Шевалье с улыбкой слушал этот поток слов. Он медленно помешал своей ложечкой напиток, который ему подали, поднес его ко рту, проглотил с серьезным и значительным видом, поставил стакан на стол, аккуратно вытер губы батистовым платком и, повернувшись к Гратьену, сказал:
— Сударь, я размышлял над тем предложением, которое полагал себя обязанным сделать вам позавчера, и пришел к мысли, что с моей стороны было нелепым назначать цену столь справедливому, благородному и совершенно естественному поступку, который я предложил суду вашей совести.
— Как просто, черт возьми! — прервал его Лувиль.

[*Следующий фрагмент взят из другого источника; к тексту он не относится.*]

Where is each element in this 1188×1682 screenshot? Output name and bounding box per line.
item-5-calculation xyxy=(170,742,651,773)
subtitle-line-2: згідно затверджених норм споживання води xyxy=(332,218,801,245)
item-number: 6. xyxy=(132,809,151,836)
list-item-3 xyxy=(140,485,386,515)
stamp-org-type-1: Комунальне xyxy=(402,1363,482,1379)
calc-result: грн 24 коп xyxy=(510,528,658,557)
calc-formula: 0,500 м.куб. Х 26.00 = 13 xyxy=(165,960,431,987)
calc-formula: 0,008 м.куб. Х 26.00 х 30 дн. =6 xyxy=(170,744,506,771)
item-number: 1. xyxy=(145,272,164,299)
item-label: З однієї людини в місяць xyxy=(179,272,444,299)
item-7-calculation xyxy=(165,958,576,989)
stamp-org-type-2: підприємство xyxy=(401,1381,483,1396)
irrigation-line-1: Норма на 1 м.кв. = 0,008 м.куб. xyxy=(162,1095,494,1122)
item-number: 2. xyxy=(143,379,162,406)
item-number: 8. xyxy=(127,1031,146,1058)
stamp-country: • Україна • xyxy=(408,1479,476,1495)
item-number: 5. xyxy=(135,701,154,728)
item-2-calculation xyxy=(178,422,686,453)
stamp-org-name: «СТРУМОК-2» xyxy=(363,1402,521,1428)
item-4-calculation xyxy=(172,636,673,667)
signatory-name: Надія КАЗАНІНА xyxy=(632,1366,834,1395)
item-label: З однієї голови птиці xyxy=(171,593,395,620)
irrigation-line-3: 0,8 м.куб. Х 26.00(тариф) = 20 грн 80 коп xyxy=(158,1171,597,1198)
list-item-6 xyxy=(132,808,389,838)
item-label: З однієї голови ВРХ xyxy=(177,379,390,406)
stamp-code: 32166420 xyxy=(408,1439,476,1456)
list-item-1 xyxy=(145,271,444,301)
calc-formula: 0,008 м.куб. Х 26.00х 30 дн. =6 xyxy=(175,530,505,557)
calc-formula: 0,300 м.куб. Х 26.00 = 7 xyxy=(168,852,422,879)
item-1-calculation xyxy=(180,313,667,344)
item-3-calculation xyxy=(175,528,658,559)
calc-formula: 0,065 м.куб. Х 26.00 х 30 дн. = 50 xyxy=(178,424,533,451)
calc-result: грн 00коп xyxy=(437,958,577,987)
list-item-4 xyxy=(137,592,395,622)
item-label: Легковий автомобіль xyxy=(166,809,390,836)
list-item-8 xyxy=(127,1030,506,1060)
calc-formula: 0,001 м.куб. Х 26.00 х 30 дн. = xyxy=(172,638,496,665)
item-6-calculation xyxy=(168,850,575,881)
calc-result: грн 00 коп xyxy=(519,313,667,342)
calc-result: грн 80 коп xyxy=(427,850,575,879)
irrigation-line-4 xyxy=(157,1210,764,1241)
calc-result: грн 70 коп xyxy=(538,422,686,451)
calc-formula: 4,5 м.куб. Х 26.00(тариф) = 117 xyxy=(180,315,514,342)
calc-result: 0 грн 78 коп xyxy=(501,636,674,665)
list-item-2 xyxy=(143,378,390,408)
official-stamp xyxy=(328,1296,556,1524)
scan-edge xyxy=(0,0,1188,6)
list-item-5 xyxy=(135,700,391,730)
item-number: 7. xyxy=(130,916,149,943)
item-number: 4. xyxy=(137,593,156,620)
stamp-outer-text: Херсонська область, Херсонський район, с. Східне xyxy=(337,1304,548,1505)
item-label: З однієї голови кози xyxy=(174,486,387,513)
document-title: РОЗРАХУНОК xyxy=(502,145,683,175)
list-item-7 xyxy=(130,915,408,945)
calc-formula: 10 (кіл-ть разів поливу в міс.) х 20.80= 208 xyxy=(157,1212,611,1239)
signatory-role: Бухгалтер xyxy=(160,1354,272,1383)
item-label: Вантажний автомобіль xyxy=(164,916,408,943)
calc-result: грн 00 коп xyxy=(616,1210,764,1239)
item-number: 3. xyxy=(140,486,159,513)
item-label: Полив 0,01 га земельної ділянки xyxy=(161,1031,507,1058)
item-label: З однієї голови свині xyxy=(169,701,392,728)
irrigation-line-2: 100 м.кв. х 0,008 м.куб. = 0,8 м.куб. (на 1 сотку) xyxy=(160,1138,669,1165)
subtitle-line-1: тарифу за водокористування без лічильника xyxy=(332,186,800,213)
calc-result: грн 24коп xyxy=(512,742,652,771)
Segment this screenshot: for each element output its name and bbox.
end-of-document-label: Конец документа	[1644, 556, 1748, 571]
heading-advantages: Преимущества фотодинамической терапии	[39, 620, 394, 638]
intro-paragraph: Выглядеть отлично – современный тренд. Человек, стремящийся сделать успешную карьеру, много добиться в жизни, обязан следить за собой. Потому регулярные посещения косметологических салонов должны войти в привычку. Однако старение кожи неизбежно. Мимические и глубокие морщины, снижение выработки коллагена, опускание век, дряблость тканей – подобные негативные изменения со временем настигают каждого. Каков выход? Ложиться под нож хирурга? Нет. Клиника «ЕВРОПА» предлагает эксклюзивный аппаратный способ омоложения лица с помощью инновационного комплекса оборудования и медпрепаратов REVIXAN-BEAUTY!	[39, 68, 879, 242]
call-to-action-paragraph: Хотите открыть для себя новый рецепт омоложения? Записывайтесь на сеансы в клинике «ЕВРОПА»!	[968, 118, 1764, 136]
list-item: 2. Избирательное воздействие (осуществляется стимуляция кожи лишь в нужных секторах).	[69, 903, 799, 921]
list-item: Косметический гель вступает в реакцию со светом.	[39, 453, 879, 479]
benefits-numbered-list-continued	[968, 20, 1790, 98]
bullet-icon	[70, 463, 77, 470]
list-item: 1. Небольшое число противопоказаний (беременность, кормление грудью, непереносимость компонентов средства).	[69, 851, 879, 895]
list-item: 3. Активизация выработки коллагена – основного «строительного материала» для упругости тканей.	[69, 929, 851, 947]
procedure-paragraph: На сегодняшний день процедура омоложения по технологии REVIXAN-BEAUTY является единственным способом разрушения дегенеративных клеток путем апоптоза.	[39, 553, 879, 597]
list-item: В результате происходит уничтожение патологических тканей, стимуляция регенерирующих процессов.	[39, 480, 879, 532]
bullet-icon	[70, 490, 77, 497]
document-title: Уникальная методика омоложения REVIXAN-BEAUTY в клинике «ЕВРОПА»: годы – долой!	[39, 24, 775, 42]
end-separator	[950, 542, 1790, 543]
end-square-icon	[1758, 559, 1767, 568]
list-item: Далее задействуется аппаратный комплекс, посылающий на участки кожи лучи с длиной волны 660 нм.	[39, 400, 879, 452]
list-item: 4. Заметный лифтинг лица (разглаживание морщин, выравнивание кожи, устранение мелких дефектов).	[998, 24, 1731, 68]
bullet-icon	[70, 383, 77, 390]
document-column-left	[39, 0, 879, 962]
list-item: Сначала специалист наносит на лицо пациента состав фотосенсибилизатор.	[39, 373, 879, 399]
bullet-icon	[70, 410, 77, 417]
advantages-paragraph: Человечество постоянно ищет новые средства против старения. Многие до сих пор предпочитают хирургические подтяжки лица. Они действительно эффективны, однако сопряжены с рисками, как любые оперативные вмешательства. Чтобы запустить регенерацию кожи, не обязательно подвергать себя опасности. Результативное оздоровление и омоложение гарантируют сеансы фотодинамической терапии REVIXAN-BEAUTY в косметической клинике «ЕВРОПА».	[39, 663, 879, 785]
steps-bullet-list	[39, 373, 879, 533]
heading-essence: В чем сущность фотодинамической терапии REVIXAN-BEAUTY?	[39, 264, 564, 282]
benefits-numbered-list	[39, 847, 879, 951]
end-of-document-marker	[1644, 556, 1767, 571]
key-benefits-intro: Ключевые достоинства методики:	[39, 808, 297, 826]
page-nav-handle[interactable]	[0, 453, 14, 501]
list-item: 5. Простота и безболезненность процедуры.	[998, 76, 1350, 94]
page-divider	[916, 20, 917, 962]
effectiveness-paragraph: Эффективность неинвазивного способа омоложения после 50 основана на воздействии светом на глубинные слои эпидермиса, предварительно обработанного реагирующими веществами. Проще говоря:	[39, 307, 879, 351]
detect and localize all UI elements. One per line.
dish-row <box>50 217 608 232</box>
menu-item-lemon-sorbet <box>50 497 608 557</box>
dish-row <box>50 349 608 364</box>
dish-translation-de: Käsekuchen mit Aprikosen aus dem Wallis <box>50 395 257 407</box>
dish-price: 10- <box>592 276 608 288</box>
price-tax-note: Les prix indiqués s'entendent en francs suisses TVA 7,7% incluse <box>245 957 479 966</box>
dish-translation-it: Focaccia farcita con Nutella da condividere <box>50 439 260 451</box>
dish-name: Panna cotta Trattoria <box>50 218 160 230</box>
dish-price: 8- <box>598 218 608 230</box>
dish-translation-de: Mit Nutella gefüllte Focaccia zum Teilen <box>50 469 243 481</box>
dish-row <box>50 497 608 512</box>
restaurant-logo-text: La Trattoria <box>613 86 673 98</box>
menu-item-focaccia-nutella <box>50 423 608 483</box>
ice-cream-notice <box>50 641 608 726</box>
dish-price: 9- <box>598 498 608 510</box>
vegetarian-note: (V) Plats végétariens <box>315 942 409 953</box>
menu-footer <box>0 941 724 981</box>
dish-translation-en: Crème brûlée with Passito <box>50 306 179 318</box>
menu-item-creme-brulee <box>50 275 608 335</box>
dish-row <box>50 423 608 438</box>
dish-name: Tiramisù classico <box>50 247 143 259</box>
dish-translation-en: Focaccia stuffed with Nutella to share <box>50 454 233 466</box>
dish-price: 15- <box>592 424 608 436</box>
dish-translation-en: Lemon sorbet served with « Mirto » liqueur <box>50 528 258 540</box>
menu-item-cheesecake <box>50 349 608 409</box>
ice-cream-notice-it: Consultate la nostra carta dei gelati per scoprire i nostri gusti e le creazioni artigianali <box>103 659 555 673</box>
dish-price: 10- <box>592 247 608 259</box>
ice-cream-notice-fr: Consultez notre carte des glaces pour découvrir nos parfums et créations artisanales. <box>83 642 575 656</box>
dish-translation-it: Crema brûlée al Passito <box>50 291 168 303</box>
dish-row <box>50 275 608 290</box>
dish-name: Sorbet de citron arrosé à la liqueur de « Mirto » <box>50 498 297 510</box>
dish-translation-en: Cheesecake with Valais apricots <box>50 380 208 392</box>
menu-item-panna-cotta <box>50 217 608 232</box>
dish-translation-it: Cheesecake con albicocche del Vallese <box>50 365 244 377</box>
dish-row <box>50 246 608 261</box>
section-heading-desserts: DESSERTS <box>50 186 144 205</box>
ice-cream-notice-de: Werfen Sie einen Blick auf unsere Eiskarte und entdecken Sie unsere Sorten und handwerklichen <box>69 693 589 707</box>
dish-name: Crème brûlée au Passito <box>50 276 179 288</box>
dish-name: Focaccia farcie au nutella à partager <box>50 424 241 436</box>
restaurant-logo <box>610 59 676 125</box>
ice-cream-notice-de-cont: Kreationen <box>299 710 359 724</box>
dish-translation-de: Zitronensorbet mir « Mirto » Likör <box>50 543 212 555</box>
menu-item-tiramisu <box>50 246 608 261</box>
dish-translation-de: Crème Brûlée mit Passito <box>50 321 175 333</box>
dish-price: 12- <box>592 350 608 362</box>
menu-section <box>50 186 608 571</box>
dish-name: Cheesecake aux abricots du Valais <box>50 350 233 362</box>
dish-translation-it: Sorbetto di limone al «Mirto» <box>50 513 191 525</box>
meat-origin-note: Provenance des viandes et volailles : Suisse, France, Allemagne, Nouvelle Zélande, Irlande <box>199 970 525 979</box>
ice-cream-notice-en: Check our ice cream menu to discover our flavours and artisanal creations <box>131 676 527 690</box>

— Дать приданое Терезе — но заметьте, что я в состоянии это сделать, — продолжил шевалье, — значило бы нанести оскорбление вашей деликатности, и я не буду удивлен, если сделанное мною предложение оказалось бы единственной причиной отказа, которым вы ответили на мои авансы. Сегодня, сударь, я, напротив, пришел вам сказать: Тереза не имеет имени, у Терезы нет никакого состояния, но вы ее обесчестили… Вы лишили ее чести, но отнюдь не поддавшись порыву взаимного влечения, а призвав себе на помощь самую гнусную, самую подлую уловку. Вы обязаны без колебаний повиноваться властному зову долга.